Development of Neural Function and Form in Drosophila
Wu, Chun-Fang   
University of Iowa, Iowa City, IA, United States

Macromolecular structures and cellular machineries are constructed under direction of genes. A proper collection of mutants should enable us to dissect the structures or mechanisms involved in neuronal development and function. The proposed study employs Drosophila mutants to study basic neuronal mechanisms and relationships between neuronal function and form during development. A recently developed cell culture system of Drosophila larval CNS allows direct morphological observation and physiological recording of developing neurons. We will continue our effort to characterize cultured larval neurons to gain baseline information for studies of neurobiological problems in this system.
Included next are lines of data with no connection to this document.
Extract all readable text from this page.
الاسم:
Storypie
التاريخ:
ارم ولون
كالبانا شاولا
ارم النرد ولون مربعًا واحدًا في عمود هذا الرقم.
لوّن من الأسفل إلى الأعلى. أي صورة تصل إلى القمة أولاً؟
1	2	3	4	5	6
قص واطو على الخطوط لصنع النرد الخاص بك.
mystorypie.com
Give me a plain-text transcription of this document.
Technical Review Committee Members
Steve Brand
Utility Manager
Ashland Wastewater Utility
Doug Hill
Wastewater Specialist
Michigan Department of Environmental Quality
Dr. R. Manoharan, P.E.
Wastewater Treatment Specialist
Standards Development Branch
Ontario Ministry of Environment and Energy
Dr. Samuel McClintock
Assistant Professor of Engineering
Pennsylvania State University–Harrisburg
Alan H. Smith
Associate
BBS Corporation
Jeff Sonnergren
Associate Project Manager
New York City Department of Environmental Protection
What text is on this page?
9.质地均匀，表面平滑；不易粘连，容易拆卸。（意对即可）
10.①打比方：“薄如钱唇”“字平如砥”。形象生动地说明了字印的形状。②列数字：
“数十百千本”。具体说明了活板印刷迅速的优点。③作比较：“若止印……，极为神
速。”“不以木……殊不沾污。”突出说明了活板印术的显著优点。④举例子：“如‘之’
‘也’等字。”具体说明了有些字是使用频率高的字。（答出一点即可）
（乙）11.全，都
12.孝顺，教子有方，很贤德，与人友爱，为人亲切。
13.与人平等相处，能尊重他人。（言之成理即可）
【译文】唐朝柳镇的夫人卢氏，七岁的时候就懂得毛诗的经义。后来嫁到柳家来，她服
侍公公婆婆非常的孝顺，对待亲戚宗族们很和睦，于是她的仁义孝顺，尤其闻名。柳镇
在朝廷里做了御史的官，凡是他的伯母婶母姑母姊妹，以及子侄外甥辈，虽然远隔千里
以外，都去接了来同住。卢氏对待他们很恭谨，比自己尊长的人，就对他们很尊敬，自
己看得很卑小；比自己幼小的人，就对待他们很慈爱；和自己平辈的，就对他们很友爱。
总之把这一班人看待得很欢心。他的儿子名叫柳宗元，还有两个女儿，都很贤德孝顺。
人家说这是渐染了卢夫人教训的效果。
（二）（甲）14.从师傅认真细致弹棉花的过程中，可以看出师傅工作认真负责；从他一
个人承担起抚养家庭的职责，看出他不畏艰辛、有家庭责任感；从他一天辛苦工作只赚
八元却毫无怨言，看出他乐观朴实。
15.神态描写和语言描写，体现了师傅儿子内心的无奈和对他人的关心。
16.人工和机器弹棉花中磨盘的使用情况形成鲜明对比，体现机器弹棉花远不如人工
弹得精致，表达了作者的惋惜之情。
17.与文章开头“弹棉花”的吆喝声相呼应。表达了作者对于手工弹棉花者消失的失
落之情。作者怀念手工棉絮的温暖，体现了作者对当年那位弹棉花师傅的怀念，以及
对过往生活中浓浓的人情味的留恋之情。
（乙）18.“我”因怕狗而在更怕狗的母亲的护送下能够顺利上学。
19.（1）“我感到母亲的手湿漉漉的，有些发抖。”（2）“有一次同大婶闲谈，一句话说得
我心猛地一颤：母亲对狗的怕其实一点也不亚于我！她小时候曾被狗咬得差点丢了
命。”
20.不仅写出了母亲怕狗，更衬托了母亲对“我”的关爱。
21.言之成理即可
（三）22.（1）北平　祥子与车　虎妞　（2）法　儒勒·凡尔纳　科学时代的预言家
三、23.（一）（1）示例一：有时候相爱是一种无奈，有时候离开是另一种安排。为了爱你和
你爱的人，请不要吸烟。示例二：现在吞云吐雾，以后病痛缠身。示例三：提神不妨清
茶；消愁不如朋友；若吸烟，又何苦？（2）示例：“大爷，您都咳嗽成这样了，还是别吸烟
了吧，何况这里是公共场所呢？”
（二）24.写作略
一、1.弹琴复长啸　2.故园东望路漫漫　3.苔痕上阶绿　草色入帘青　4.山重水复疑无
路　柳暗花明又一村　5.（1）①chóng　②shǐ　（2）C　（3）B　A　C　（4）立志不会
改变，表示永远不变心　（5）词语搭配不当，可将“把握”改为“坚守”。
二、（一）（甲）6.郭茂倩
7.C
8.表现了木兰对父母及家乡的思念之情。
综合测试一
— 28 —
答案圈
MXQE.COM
Neurons with distinct morphological patterns can be classified in cultures derived from various defined CNS regions. Staining by available antibodies and monoclonal antibodies raised against larval CNS will be used to refine the classification. The distinction and overlap of expression of genes controlling ion channel function will be examined among cell types. Particularly, the effects of several K+ channel mutations, of which differential expression has been suggested, will be studied by patch clamp methods To follow up on our preliminary findings, the influence of hyperexcitability on neurite outgrowth pattern among different types of cultured neurons will be further analyzed by using the K+ channel mutants. Mutations of shits gene affect membrane recycling, resulting in arrest of growth cone activity and neurite extension above 29 degrees C. Heat pulses will be applied to genetic mosaics containing a few shits sensory neurons to evaluate the effects of developmental delay and membrane recycling arrest on axonal navigation and terminal arborization and competition. The shits gene product will be identified by gel electrophoresis to study its biochemical properties and subcellular localization. To extend from this protein to other functionally related components in the molecular network controlling membrane recycling, we will isolate new mutants whose defects suppress or enhance the shits phenotype.